Importantly, this report avoids the unrealistic idea of a 20 per cent down payment with no debt. Instead, it uses the average annual salary in each province from Statistics Canada as the down payment amount.
Zoocasa report
That choice matters. CIBC has flagged the rise of intergenerational help for homebuyers: the national average parental gift has reached about $167,000, and in Ontario that number can climb to around $189,000 in the priciest markets. In other words, many buyers rely on a leg-up from family to bridge the gap.
Where $100K still gets you something
If you’re open to leaving the GTA bubble, there are pockets of Canada where a $100,000 salary still goes a long way.
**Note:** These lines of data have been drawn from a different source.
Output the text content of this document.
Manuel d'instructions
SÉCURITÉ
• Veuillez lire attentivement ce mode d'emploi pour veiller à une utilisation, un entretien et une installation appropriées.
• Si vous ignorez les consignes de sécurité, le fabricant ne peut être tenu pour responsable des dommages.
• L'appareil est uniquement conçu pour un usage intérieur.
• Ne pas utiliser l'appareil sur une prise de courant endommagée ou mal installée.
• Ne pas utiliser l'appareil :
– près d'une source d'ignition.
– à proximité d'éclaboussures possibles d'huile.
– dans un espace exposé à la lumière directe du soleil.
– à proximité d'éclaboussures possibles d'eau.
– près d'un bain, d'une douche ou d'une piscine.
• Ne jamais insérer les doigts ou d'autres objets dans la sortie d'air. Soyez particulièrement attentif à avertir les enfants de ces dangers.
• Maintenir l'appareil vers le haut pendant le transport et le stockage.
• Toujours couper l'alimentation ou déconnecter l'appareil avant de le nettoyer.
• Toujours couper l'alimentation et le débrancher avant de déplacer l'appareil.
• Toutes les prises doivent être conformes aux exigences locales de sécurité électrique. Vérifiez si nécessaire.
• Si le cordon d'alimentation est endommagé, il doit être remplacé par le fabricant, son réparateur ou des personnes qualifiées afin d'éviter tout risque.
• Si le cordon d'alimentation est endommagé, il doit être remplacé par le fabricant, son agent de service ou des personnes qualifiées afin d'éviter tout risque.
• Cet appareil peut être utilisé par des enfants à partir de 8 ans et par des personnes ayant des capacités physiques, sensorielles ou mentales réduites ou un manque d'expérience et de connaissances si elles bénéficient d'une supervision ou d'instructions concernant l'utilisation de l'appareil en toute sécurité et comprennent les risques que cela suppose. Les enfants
Prairie and Atlantic markets show the most breathing room — Regina tops the list, with an average home price of about $329,300, making it the most affordable market in Zoocasa’s analysis.
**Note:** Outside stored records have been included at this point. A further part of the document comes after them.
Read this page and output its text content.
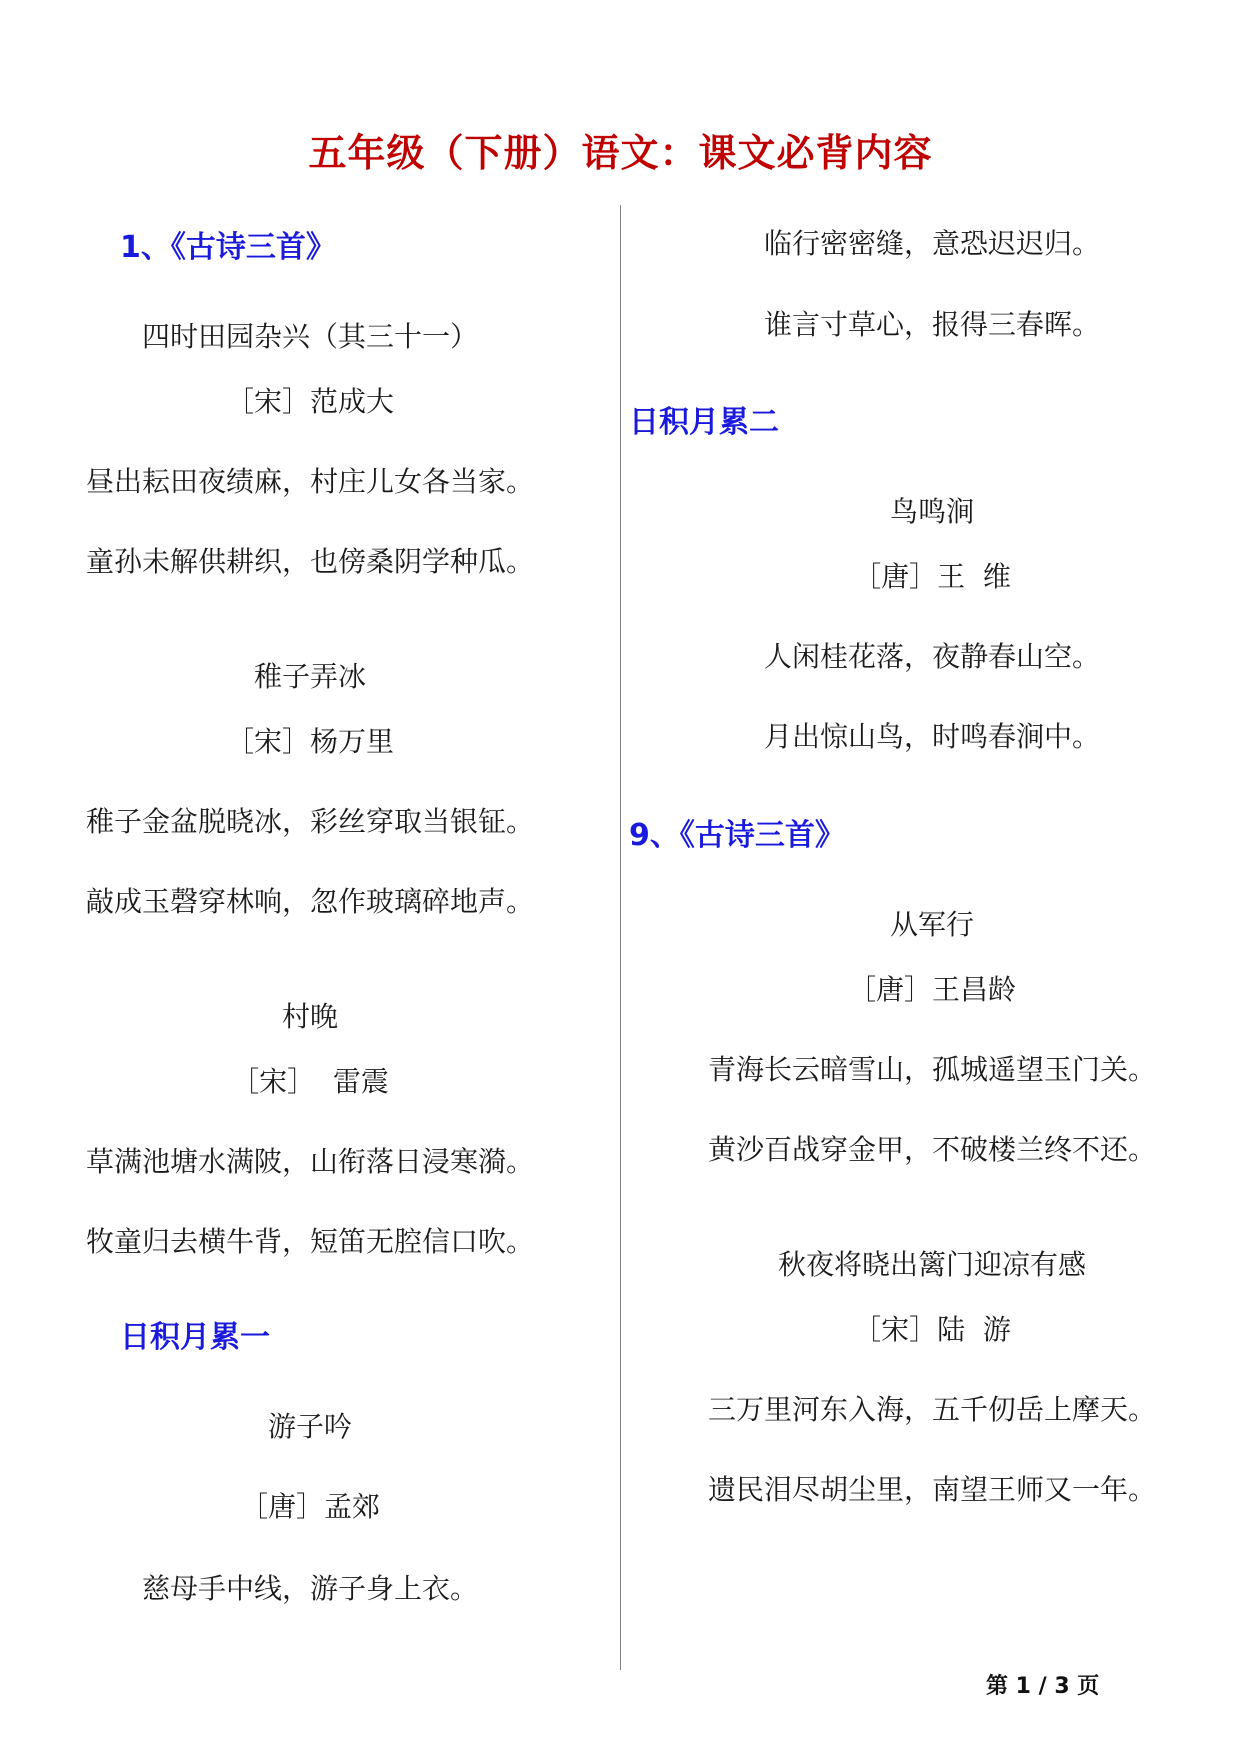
五年级（下册）语文：课文必背内容
1、《古诗三首》
四时田园杂兴（其三十一）
［宋］范成大
昼出耘田夜绩麻，村庄儿女各当家。
童孙未解供耕织，也傍桑阴学种瓜。
稚子弄冰
［宋］杨万里
稚子金盆脱晓冰，彩丝穿取当银钲。
敲成玉磬穿林响，忽作玻璃碎地声。
村晚
［宋］  雷震
草满池塘水满陂，山衔落日浸寒漪。
牧童归去横牛背，短笛无腔信口吹。
日积月累一
游子吟
［唐］孟郊
慈母手中线，游子身上衣。
临行密密缝，意恐迟迟归。
谁言寸草心，报得三春晖。
日积月累二
鸟鸣涧
［唐］王  维
人闲桂花落，夜静春山空。
月出惊山鸟，时鸣春涧中。
9、《古诗三首》
从军行
［唐］王昌龄
青海长云暗雪山，孤城遥望玉门关。
黄沙百战穿金甲，不破楼兰终不还。
秋夜将晓出篱门迎凉有感
［宋］陆  游
三万里河东入海，五千仞岳上摩天。
遗民泪尽胡尘里，南望王师又一年。
第 1 / 3 页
- Regina: average home ~$329,300 — most affordable market in the study
- Prairie and Atlantic provinces generally offer more buying power for $100K earners
- Condo markets in some Ontario cities remain within reach
The GTA and Toronto: a steep climb
Back home in the Greater Toronto Area, the numbers make it clear why so many people are priced out. Zoocasa’s report shows the average home price in the GTA at roughly $951,700. For a single $100,000 earner, that creates a shortfall of about $553,182 — a gap that’s tough to close without significant savings, a partner, or family help.
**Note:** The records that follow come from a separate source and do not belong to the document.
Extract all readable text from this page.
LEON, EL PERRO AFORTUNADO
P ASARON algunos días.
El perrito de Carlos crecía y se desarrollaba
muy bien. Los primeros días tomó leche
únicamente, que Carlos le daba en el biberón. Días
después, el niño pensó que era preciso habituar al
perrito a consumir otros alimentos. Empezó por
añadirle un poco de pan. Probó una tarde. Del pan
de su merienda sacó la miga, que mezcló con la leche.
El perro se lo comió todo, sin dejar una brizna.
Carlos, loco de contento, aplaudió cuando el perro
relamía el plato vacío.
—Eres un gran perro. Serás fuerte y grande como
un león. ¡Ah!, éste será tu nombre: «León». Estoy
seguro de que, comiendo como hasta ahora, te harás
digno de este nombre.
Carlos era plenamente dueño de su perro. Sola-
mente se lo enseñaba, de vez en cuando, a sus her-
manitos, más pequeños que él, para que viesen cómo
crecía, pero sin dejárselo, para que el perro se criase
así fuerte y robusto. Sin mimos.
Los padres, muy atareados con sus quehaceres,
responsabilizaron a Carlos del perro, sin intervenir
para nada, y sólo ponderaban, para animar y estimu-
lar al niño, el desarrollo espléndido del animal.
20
If you switch your sights to condos, the picture improves but doesn’t necessarily solve things in the city. In the GTA the average condo sits around $663,227; the average $100K earner, with a maximum calculated budget near $398,518, would still face a deficit of about $264,709.
Where Ontario $100K earners can still get a foot in the door
Not all of Ontario is out of reach. If you can live a little further from downtown Toronto, condo ownership becomes realistic in some mid-sized markets. London-St. Thomas and Kitchener–Waterloo show some of the province’s most affordable condo prices — roughly $324,000 and $366,784 respectively. In Ottawa, the average condo price of about $401,465 puts a $100K earner within striking distance, with a tiny deficit of roughly $2,947.
- London–St. Thomas condos: ~ $324,000
- Kitchener–Waterloo condos: ~ $366,784
- Ottawa condos: ~ $401,465 (deficit ≈ $2,947 for a $100K earner)
What buyers are doing instead
Faced with those gaps, many Torontonians are stretching in a few predictable ways: leaning on family gifts, pooling incomes (partners or roommates), shifting to condos or smaller units, or trading central neighbourhoods for more affordable suburbs and mid-sized cities. Some delay buying altogether and keep renting while they save more or wait for market corrections.
If you’re house-hunting on a $100K salary, that might mean rethinking must-haves — a backyard can become a bonus instead of a requirement, and a longer commute might be the trade-off for being able to buy.
What this means for you
The headline is simple: six figures no longer guarantees homeownership in many Canadian markets, and Toronto is a prime example. But the report also shows there are paths forward if you’re flexible about housing type or location, or if you can access family help. For Torontonians, it’s a reminder to shop around — sometimes the best move is to widen your search beyond the 416 and consider what trade-offs you’re willing to make for that first door key.
Whether you’re budgeting in the Annex, checking listings in North York, or thinking about relocating to Kitchener–Waterloo or Ottawa, knowing the numbers helps you plan. And if you want to be realistic about timelines and expectations, start with the affordability calculator and a frank conversation about down payments — family help included.